= Ruzang =

Ongoing project aiming to compile all known classical works on Confucianism

The Ruzang or Confucian Canon (儒藏) is an ongoing project to compile important and representative classical works on Confucianism, Thirteen Classics and others comparable to the Daozang (Taoist Canon) and the Chinese Buddhist Canon. It also includes Japanese, Korean and Vietnamese Confucian classics.

The project, which involves 400 scholars, was led by the prominent Peking University philosopher Tang Yijie until his death in 2014. Due to be finished in 2025, the Canon is estimated to comprise more than 5,000 works with approximately a billion Chinese characters.

== Compilation ==
Confucian Canon project is set to be carried out in two steps, the first step (called the "Essence") is a compilation of the most influential Confucian texts in Chinese, Japanese, Korean, and Vietnamese literature totalling around 339 volumes.

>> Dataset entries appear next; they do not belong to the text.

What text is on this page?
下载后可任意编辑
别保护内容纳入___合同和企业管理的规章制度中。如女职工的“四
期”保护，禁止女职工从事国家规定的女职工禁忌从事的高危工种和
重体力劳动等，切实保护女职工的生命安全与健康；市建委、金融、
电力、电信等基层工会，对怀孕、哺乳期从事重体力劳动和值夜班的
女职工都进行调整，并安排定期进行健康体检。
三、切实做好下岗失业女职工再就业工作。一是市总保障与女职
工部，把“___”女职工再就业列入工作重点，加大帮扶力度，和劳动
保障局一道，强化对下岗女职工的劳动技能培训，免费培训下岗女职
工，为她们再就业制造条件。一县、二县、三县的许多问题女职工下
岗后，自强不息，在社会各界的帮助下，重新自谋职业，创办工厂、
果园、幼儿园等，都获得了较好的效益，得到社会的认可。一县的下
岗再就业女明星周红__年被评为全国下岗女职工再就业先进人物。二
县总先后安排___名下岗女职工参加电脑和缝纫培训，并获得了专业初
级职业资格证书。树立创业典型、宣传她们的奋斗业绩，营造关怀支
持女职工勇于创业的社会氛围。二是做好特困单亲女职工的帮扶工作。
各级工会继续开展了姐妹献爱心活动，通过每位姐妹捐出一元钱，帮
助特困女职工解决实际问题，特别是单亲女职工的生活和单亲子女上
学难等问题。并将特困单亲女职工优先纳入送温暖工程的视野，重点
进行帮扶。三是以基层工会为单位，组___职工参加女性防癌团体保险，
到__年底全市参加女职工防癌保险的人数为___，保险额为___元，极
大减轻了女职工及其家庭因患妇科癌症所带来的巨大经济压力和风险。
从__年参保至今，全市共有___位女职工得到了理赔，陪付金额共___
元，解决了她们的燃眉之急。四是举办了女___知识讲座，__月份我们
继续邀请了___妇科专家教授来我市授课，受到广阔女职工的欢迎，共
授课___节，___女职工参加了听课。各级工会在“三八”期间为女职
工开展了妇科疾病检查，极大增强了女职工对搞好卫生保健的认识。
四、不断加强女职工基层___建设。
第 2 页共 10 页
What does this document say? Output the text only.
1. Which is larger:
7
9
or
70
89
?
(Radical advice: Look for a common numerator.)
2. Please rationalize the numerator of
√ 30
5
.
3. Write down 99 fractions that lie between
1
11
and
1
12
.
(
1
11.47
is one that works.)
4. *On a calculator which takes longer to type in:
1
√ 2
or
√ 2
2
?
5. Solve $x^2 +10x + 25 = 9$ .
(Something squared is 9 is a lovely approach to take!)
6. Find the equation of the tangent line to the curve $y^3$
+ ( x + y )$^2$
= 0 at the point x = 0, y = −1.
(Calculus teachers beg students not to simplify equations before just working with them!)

The second step is the size of the project will be expanded to more than 3,000 volumes including the "Essence".

On 22 April 2023, Peking University declared that the Chinese portion of the "Essence" had been fully complied which consists of 510 Chinese Confucian writings in 282 volumes. In the next stage of the project, another 160 Confucian writings from Japan, Korea, and Vietnam will be complied.